All students attending class in the group can turn in a single document with each participants name. Students not attending class will need to complete their own lab.
You have been recruited and hired as a statistician by the Capital Bikeshare. The Capital Bikeshare company has created a bike share system throughout Washington D.C. allowing members to rent bikes from a station and return them to any station throughout the city. Capital Bikeshare has over 3,500 bikes in their fleet spread accross over 400 stations. One challenge they face is that popular stations run out of bikes or do not have any docking stations available for returns during peak times. Your first task is to create a SRS of stations to determine the proportion of stations having a bike checked out between midnight and 5AM. The dataset bikes.csv can be downloaded with the following code
bikes <- read.csv('http://math.montana.edu/ahoegh/teaching/stat446/bikes.csv', header = T)

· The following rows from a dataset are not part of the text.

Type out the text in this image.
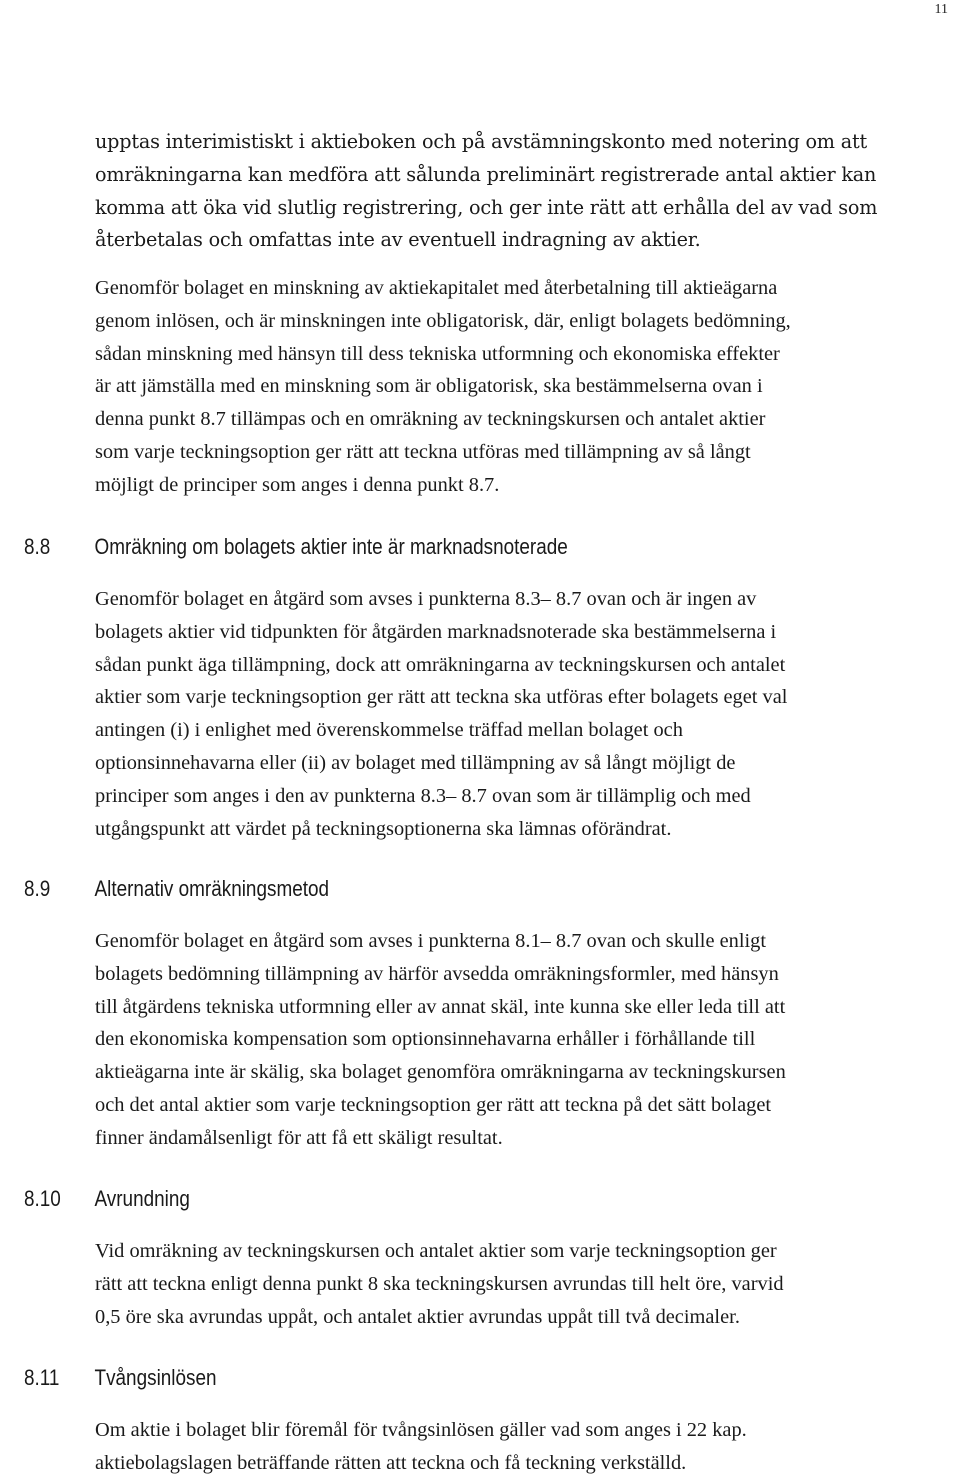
11

upptas interimistiskt i aktieboken och på avstämningskonto med notering om att
omräkningarna kan medföra att sålunda preliminärt registrerade antal aktier kan
komma att öka vid slutlig registrering, och ger inte rätt att erhålla del av vad som
återbetalas och omfattas inte av eventuell indragning av aktier.

Genomför bolaget en minskning av aktiekapitalet med återbetalning till aktieägarna
genom inlösen, och är minskningen inte obligatorisk, där, enligt bolagets bedömning,
sådan minskning med hänsyn till dess tekniska utformning och ekonomiska effekter
är att jämställa med en minskning som är obligatorisk, ska bestämmelserna ovan i
denna punkt 8.7 tillämpas och en omräkning av teckningskursen och antalet aktier
som varje teckningsoption ger rätt att teckna utföras med tillämpning av så långt
möjligt de principer som anges i denna punkt 8.7.

8.8 Omräkning om bolagets aktier inte är marknadsnoterade

Genomför bolaget en åtgärd som avses i punkterna 8.3– 8.7 ovan och är ingen av
bolagets aktier vid tidpunkten för åtgärden marknadsnoterade ska bestämmelserna i
sådan punkt äga tillämpning, dock att omräkningarna av teckningskursen och antalet
aktier som varje teckningsoption ger rätt att teckna ska utföras efter bolagets eget val
antingen (i) i enlighet med överenskommelse träffad mellan bolaget och
optionsinnehavarna eller (ii) av bolaget med tillämpning av så långt möjligt de
principer som anges i den av punkterna 8.3– 8.7 ovan som är tillämplig och med
utgångspunkt att värdet på teckningsoptionerna ska lämnas oförändrat.

8.9 Alternativ omräkningsmetod

Genomför bolaget en åtgärd som avses i punkterna 8.1– 8.7 ovan och skulle enligt
bolagets bedömning tillämpning av härför avsedda omräkningsformler, med hänsyn
till åtgärdens tekniska utformning eller av annat skäl, inte kunna ske eller leda till att
den ekonomiska kompensation som optionsinnehavarna erhåller i förhållande till
aktieägarna inte är skälig, ska bolaget genomföra omräkningarna av teckningskursen
och det antal aktier som varje teckningsoption ger rätt att teckna på det sätt bolaget
finner ändamålsenligt för att få ett skäligt resultat.

8.10 Avrundning

Vid omräkning av teckningskursen och antalet aktier som varje teckningsoption ger
rätt att teckna enligt denna punkt 8 ska teckningskursen avrundas till helt öre, varvid
0,5 öre ska avrundas uppåt, och antalet aktier avrundas uppåt till två decimaler.

8.11 Tvångsinlösen

Om aktie i bolaget blir föremål för tvångsinlösen gäller vad som anges i 22 kap.
aktiebolagslagen beträffande rätten att teckna och få teckning verkställd.
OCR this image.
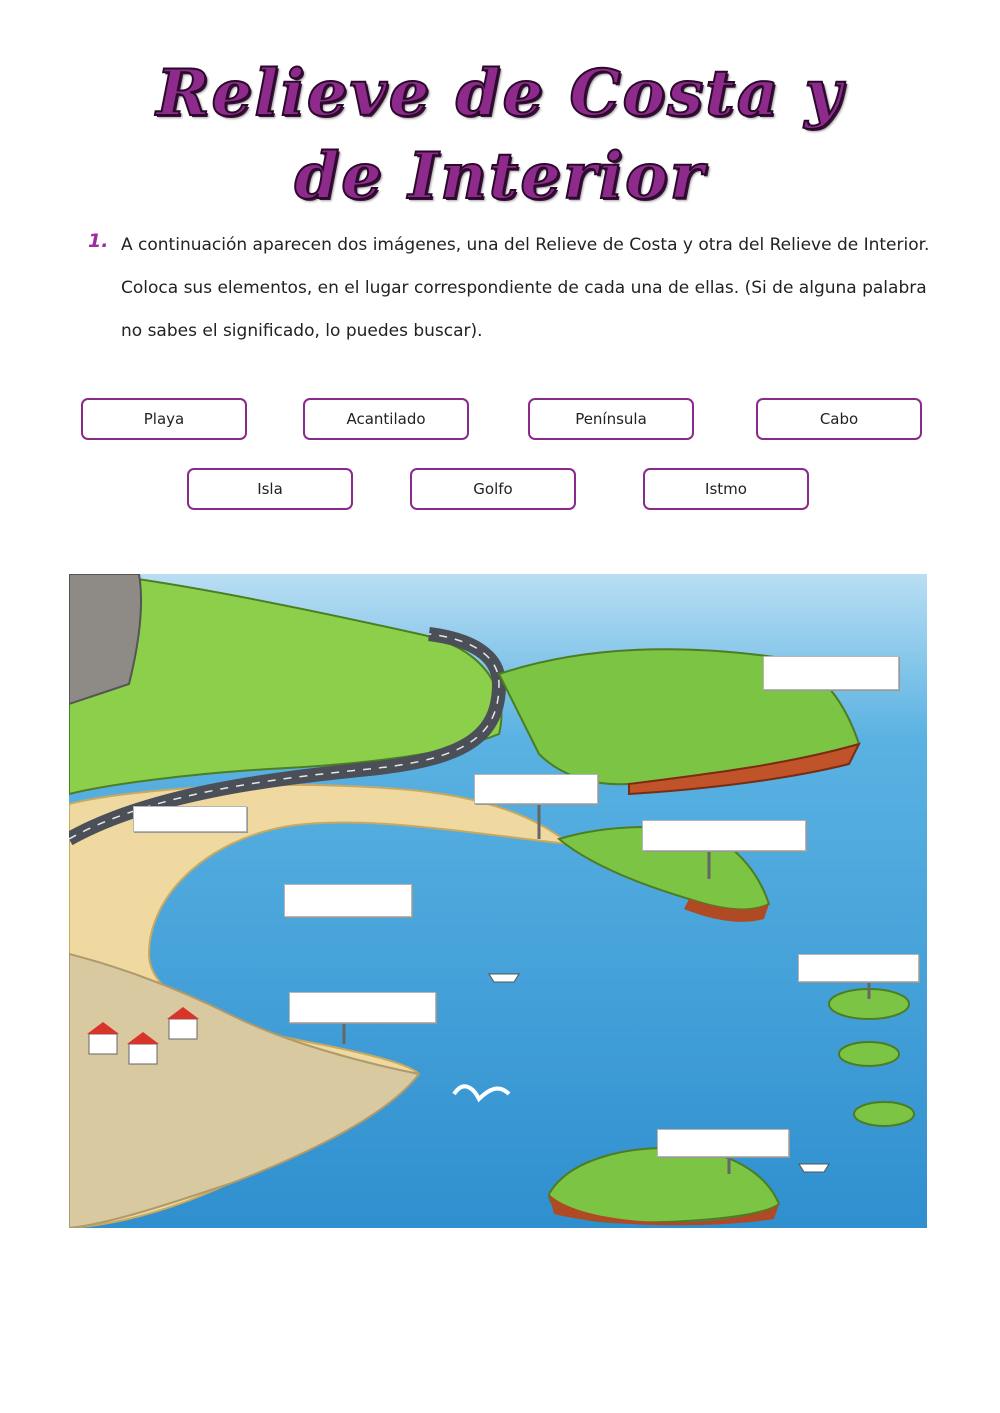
Relieve de Costa y
de Interior
1. A continuación aparecen dos imágenes, una del Relieve de Costa y otra del Relieve de Interior. Coloca sus elementos, en el lugar correspondiente de cada una de ellas. (Si de alguna palabra no sabes el significado, lo puedes buscar).

Playa	Acantilado	Península	Cabo
Isla	Golfo	Istmo
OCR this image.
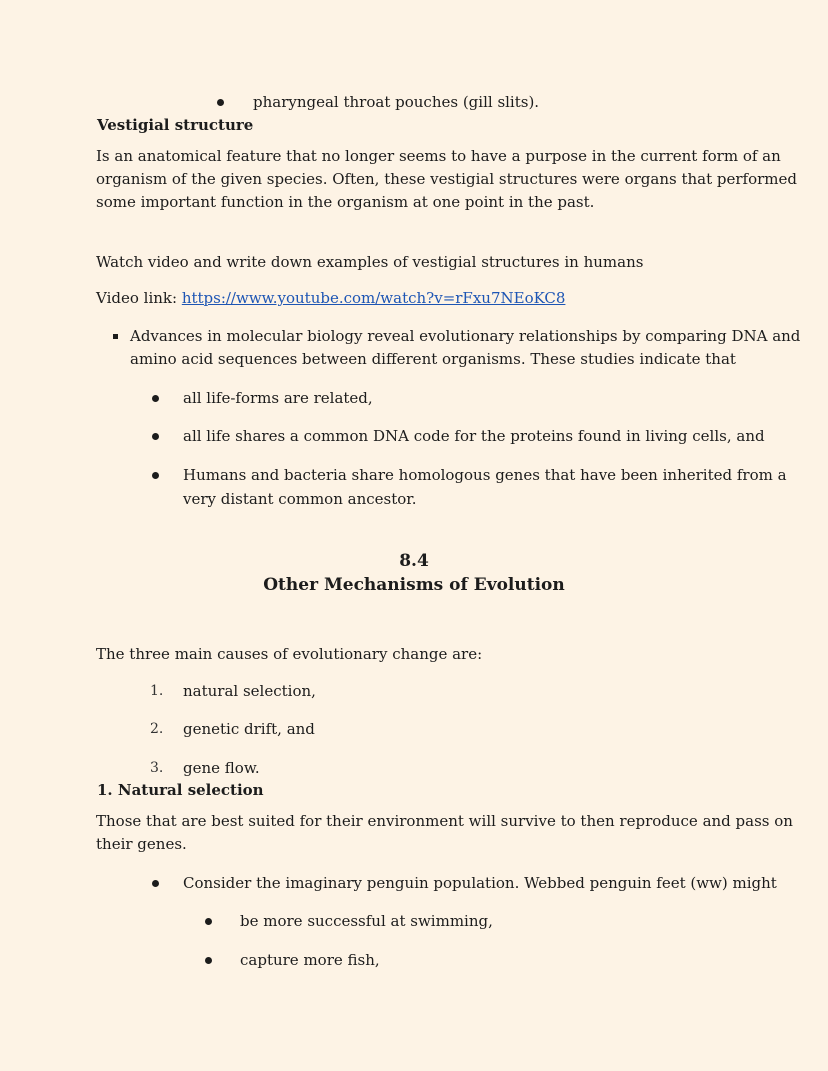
pharyngeal throat pouches (gill slits).
Vestigial structure
Is an anatomical feature that no longer seems to have a purpose in the current form of an
organism of the given species. Often, these vestigial structures were organs that performed
some important function in the organism at one point in the past.
Watch video and write down examples of vestigial structures in humans
Video link: https://www.youtube.com/watch?v=rFxu7NEoKC8
Advances in molecular biology reveal evolutionary relationships by comparing DNA and
amino acid sequences between different organisms. These studies indicate that
all life-forms are related,
all life shares a common DNA code for the proteins found in living cells, and
Humans and bacteria share homologous genes that have been inherited from a
very distant common ancestor.
8.4
Other Mechanisms of Evolution
The three main causes of evolutionary change are:
1. natural selection,
2. genetic drift, and
3. gene flow.
1. Natural selection
Those that are best suited for their environment will survive to then reproduce and pass on
their genes.
Consider the imaginary penguin population. Webbed penguin feet (ww) might
be more successful at swimming,
capture more fish,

and contains actual data from June 23, 2016. The variable rental denotes whether a bike was checked out during the specified time frame, where a values of 1 indicates that a bike was rented in that time frame.
Compute the necessary sample size (n) for estimating p, the proportion of stations with a bike checked out at 2AM, to a maximum allowable difference of 0.05. The dataset contains a total of 392 stations (N=392). Justify your procedure.
Draw the specified number of samples, from question 1, and compute a confidence interval for p. (Include your R code or hand written computations).
How does your confidence interval for p compare with the truth? How does the confidence interval change if you had drawn another sample?
Suppose on the night you conducted your sample, there was a thunderstorm. How would your results generalize to a typical evening? Now assume you have the ability to collect data from another evening, explain (qualitatively) what you would hope to accomplish with the study from the second evening.